DynAMO: Multi-agent reinforcement learning for dynamic anticipatory mesh optimization with applications to hyperbolic conservation laws

TL;DR

DynAMO introduces a multi-agent reinforcement learning framework for anticipatory mesh refinement in numerical PDE solutions, improving accuracy and efficiency over traditional methods by predicting future solution states.

Contribution

This paper presents a novel reinforcement learning-based approach for adaptive mesh refinement that anticipates future solution states, outperforming traditional threshold-based strategies.

Findings

Outperforms conventional threshold-based mesh refinement methods.

Generalizes across different mesh sizes, remeshing intervals, and initial conditions.

Effective in applications to hyperbolic conservation laws like advection and Euler equations.

Abstract

We introduce DynAMO, a reinforcement learning paradigm for Dynamic Anticipatory Mesh Optimization.

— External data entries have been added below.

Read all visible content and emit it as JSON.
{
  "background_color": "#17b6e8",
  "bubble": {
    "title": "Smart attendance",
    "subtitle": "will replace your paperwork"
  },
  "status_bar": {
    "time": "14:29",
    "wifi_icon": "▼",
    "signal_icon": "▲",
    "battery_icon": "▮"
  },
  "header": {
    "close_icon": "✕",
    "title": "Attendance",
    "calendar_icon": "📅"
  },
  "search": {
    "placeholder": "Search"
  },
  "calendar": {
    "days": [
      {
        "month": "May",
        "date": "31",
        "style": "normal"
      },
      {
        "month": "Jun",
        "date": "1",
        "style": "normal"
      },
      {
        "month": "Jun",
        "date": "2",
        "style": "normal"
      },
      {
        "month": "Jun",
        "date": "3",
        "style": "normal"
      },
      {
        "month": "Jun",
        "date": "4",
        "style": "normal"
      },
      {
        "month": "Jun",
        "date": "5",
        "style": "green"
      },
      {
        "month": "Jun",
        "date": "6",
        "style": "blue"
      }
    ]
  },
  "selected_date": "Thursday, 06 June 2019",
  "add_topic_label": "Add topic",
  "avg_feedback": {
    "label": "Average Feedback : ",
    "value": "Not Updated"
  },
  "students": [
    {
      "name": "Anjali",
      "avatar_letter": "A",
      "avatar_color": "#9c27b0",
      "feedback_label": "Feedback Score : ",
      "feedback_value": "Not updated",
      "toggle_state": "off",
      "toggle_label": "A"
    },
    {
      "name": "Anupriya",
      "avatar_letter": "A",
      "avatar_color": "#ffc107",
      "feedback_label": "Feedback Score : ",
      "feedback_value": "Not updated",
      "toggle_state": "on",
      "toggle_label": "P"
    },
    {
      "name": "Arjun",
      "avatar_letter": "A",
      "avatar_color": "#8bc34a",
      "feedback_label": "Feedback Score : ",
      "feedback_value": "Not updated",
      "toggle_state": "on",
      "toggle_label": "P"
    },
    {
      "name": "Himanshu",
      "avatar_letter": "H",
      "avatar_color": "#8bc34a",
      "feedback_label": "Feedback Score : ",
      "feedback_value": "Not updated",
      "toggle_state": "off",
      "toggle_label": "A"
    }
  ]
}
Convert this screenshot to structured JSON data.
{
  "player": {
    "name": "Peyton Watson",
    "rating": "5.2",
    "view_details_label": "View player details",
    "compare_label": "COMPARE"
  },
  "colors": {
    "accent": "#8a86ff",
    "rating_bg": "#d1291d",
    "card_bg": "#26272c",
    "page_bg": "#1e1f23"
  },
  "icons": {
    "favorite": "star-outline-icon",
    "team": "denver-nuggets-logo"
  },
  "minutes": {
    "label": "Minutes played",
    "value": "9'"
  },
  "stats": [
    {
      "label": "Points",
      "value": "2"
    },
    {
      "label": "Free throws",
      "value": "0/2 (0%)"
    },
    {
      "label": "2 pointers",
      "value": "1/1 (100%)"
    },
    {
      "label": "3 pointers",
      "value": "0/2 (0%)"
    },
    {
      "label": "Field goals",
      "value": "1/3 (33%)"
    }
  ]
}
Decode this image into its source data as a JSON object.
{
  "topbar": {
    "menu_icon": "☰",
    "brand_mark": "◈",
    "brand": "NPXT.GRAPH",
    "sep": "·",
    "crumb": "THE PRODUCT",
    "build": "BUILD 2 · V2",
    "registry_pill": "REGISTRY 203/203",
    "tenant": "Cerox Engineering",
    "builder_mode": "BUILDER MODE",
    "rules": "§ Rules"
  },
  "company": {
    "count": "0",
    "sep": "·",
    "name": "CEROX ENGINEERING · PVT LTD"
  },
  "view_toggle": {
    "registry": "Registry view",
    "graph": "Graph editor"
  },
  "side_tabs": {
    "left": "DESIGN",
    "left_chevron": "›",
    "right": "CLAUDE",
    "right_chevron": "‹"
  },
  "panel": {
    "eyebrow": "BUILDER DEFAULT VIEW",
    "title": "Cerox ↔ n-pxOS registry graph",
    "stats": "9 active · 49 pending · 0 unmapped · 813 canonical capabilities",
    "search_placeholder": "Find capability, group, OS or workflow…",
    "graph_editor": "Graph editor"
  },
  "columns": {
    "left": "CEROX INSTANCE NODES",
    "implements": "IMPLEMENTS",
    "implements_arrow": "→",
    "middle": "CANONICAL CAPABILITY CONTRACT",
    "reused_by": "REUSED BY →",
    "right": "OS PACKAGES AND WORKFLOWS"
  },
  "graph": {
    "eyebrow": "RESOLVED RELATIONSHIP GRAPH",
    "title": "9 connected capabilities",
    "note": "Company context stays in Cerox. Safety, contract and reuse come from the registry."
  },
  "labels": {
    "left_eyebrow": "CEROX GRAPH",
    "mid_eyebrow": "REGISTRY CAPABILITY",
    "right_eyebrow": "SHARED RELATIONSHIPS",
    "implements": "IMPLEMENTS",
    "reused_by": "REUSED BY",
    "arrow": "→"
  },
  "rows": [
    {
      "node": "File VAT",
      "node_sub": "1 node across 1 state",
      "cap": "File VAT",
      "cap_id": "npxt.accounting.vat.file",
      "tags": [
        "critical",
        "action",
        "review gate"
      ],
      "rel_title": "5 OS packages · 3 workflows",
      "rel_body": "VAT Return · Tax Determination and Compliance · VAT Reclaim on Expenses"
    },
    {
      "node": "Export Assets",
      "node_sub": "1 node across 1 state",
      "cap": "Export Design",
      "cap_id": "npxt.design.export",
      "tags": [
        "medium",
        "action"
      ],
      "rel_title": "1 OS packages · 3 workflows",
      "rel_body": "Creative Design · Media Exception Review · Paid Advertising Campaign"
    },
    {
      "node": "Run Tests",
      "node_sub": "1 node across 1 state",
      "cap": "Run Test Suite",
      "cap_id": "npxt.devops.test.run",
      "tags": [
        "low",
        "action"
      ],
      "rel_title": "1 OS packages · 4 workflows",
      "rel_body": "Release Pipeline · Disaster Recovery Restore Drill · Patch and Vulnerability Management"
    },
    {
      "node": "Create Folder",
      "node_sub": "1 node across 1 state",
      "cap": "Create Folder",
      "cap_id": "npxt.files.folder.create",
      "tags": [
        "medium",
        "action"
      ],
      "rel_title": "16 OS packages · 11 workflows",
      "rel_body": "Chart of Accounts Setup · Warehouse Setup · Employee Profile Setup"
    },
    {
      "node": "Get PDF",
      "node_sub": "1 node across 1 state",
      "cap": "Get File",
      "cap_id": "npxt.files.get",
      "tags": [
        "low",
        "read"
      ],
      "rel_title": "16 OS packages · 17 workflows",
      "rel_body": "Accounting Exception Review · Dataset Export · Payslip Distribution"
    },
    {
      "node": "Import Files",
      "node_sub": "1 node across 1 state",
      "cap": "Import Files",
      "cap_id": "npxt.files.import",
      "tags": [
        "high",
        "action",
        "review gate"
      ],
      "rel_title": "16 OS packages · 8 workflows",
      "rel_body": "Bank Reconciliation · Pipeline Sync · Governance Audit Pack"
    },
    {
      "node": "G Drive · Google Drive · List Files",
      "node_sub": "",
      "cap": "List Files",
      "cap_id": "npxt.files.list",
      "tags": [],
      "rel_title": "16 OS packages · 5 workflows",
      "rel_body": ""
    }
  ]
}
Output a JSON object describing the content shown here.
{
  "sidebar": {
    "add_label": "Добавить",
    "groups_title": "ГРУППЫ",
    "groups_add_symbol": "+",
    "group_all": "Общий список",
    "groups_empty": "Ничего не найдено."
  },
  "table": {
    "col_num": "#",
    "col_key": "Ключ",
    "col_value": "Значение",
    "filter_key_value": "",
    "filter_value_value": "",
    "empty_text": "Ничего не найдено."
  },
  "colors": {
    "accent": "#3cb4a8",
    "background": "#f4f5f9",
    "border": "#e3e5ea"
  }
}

Adaptive mesh refinement is an effective tool for optimizing computational cost and solution accuracy in numerical methods for partial differential equations. However, traditional adaptive mesh refinement approaches for time-dependent problems typically rely only on instantaneous error indicators to guide adaptivity. As a result, standard strategies often require frequent remeshing to maintain accuracy. In the DynAMO approach, multi-agent reinforcement learning is used to discover new local refinement policies that can anticipate and respond to future solution states by producing meshes that deliver more accurate solutions for longer time intervals. By applying DynAMO to discontinuous Galerkin methods for the linear advection and compressible Euler equations in two dimensions, we demonstrate that this new mesh refinement paradigm can outperform conventional threshold-based strategies while also generalizing to different mesh sizes, remeshing and simulation times, and initial conditions.